Asim Waqif crushes, folds, bends, grows, layers and builds — manipulating materials like metal, bamboo and rubber pipes into monumental structures that straddle the “edge between” development and collapse. Abandoned and forgotten spaces start speaking again in his work, such as in his installation of plastic bottles spelling ‘HELP’ on the river Yamuna river in 2010-11, envisioned as a river goddess’ protest; as do the materials that become trash in order to maintain other spaces as liveable, as in his installation of discarded rubber pipes, wrapped around the grand staircase at the Chicago Cultural Center.
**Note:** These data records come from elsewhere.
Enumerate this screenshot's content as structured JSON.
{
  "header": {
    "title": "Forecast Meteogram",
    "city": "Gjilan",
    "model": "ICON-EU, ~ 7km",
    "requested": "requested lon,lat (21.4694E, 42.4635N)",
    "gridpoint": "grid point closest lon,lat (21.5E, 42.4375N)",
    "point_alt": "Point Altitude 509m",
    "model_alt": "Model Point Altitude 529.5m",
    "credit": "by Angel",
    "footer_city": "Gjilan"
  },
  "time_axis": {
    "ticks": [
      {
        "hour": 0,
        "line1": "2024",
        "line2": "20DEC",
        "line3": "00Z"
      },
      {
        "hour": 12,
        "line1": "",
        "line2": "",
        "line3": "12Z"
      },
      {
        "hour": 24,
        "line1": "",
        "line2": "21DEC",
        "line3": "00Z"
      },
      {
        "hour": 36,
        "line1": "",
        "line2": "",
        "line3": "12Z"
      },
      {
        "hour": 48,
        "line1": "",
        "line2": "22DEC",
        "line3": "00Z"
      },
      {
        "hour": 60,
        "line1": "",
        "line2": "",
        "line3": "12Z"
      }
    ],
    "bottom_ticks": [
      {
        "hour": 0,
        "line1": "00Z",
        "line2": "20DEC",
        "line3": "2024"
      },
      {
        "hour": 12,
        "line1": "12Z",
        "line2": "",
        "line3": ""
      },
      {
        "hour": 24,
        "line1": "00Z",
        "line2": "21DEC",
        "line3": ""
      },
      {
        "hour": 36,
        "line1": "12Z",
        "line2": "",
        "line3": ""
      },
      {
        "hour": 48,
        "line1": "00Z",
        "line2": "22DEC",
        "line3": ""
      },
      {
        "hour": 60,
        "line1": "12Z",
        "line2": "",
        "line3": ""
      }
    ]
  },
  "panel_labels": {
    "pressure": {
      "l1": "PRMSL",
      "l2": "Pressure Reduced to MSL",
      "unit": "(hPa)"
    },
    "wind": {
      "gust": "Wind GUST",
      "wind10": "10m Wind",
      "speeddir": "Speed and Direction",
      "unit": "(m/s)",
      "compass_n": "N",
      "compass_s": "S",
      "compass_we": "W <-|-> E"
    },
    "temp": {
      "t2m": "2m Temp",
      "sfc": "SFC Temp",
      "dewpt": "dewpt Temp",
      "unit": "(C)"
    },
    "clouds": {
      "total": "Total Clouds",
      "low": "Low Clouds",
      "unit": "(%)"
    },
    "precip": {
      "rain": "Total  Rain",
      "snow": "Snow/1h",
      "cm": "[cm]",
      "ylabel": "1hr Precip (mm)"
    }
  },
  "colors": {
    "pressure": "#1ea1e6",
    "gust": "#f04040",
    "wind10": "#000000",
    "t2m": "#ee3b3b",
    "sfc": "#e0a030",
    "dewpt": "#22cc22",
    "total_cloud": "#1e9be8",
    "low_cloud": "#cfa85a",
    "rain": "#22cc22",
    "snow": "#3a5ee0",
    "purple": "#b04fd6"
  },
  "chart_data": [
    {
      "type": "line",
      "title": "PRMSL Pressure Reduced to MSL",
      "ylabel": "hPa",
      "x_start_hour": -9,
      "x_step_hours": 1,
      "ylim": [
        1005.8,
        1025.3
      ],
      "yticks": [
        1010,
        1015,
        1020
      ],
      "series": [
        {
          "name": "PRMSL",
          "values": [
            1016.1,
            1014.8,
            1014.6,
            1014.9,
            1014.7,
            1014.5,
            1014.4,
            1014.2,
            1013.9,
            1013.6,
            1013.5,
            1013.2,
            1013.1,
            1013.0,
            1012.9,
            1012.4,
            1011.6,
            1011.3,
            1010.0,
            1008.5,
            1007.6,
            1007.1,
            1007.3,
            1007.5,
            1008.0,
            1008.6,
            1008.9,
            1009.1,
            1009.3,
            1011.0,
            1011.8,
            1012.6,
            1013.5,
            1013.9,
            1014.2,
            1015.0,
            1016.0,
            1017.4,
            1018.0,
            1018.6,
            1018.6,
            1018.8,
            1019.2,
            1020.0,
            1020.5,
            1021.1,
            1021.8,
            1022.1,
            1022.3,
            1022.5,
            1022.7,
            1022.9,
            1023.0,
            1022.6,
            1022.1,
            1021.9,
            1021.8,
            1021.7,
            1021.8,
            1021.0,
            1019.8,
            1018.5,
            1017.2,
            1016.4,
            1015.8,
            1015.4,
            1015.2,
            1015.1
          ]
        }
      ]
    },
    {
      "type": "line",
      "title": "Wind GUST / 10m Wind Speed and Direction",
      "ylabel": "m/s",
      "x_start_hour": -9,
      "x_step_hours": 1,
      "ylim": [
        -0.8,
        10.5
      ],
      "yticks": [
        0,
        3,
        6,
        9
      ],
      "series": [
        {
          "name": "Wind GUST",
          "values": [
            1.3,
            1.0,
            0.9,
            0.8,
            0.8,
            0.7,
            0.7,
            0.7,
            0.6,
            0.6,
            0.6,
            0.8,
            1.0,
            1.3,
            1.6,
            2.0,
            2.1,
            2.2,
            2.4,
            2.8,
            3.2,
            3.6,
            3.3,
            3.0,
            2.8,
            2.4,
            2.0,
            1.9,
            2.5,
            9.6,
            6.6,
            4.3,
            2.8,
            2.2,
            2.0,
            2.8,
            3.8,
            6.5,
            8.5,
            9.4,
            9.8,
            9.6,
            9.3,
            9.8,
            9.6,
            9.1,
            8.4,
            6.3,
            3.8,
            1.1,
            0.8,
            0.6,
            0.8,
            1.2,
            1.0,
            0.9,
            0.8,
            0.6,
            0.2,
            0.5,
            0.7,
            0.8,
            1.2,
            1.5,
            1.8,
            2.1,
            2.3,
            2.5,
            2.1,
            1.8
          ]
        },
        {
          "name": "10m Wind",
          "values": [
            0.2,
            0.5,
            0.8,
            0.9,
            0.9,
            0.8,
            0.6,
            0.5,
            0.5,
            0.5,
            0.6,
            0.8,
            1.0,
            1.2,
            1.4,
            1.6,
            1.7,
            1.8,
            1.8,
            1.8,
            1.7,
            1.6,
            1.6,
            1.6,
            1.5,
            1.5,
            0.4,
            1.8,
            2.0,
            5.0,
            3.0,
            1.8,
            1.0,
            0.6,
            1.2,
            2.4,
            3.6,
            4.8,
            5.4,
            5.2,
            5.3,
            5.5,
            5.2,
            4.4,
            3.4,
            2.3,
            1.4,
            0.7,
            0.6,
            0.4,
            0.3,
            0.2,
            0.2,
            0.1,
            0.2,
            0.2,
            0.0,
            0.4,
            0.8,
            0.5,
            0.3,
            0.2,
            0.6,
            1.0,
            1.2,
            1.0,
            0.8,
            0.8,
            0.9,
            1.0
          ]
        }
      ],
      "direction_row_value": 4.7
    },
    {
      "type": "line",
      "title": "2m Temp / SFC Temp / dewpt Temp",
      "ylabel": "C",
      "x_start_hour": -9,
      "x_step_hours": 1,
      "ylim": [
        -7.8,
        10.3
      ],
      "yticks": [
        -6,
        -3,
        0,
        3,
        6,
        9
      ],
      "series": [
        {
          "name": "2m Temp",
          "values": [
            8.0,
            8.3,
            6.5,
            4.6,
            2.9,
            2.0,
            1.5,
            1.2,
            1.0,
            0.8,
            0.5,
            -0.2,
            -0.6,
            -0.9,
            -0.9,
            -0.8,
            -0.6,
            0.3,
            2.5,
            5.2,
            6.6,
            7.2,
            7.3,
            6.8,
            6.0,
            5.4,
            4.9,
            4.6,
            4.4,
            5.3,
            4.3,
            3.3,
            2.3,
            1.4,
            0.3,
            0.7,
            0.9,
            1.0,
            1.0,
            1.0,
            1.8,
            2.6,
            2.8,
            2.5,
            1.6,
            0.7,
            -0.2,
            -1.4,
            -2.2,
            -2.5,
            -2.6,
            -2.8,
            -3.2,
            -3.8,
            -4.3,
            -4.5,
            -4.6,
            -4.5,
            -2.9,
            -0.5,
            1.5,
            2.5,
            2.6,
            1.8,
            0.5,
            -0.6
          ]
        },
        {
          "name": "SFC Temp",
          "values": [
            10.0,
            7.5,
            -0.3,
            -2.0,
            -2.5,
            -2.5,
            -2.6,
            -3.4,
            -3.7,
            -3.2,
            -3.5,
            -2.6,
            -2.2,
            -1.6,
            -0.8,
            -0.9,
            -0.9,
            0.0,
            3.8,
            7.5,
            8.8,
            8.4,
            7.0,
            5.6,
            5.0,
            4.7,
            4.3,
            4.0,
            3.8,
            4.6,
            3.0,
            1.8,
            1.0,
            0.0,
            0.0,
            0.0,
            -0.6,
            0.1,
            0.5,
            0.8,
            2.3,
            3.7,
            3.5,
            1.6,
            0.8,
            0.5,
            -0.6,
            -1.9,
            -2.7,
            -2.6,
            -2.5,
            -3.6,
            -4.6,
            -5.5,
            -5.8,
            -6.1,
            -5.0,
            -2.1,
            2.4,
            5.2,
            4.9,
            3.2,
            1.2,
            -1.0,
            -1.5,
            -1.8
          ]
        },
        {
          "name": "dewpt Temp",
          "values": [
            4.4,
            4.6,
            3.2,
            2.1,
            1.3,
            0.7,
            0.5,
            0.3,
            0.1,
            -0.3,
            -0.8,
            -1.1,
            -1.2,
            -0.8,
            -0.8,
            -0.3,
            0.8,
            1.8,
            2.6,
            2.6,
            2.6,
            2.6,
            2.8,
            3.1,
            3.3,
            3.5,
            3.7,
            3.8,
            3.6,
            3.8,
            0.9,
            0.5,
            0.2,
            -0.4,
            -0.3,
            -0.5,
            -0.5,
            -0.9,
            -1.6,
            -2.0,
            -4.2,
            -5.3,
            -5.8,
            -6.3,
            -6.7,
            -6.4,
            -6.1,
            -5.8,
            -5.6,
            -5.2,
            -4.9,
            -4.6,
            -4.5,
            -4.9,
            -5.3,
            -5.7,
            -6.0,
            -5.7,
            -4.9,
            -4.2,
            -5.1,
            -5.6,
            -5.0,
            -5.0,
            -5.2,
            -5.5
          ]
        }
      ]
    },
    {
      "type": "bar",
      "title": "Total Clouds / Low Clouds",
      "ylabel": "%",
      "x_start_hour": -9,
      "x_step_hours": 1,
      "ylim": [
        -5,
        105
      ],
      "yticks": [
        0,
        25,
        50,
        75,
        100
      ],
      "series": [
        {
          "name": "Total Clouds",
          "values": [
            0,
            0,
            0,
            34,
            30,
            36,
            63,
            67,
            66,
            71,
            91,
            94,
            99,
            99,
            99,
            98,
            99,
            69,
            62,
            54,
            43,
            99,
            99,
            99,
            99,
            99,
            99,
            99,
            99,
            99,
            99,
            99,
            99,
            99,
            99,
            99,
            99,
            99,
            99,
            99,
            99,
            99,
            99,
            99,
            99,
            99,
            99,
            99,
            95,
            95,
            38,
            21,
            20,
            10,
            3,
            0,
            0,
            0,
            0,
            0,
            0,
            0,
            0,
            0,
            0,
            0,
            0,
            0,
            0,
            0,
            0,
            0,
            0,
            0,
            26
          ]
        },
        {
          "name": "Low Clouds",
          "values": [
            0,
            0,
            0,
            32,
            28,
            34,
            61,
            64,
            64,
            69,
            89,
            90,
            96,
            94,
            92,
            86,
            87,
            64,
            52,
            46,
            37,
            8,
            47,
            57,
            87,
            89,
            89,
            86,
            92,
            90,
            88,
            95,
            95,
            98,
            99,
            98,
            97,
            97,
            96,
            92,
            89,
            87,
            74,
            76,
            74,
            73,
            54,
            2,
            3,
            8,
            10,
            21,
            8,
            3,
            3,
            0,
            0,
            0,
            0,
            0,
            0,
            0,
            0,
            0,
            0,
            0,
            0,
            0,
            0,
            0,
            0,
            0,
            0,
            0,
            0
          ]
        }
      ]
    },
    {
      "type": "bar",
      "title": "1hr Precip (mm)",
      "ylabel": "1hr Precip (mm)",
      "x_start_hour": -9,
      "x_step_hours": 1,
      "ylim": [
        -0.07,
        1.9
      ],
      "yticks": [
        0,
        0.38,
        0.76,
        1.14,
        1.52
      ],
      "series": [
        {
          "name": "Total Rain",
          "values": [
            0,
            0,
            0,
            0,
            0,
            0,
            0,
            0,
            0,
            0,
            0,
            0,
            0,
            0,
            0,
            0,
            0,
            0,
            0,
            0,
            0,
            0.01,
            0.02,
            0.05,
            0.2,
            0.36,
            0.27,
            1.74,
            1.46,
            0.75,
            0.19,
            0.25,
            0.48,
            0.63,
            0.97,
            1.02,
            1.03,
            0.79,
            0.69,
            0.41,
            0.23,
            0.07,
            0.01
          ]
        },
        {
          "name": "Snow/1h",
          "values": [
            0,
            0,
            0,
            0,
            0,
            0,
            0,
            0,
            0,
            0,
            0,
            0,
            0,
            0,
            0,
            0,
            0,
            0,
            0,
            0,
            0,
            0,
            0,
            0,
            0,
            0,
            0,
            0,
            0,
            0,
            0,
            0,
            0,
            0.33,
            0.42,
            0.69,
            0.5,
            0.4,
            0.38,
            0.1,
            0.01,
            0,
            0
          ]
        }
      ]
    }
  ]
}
We meet the artist in his two-room studio within a Delhi Development Authority complex in South Delhi, where he creates smaller sculptural works in crushed metal and cyanotype. Sheets of paper with test formulae of cyanotype chemicals are pasted all over the kitchen cabinets and exposure lamps hang over a worktable with sculptures in progress. “Looking at trash is similar to archeology,” the artist tells us in this space, full of the unused metal and bamboo from projects past, and which become the context and inspiration for current and future experiments.
In this BMW Artist Film, Asim Waqif tells us about the importance of working with a good team in creating large-scale installations, and his desire to create playful “game environments” for audiences.
Asim Waqif was born in 1978 in Hyderabad, India. His work will be shown at India Art Fair 2024 by Nature Morte.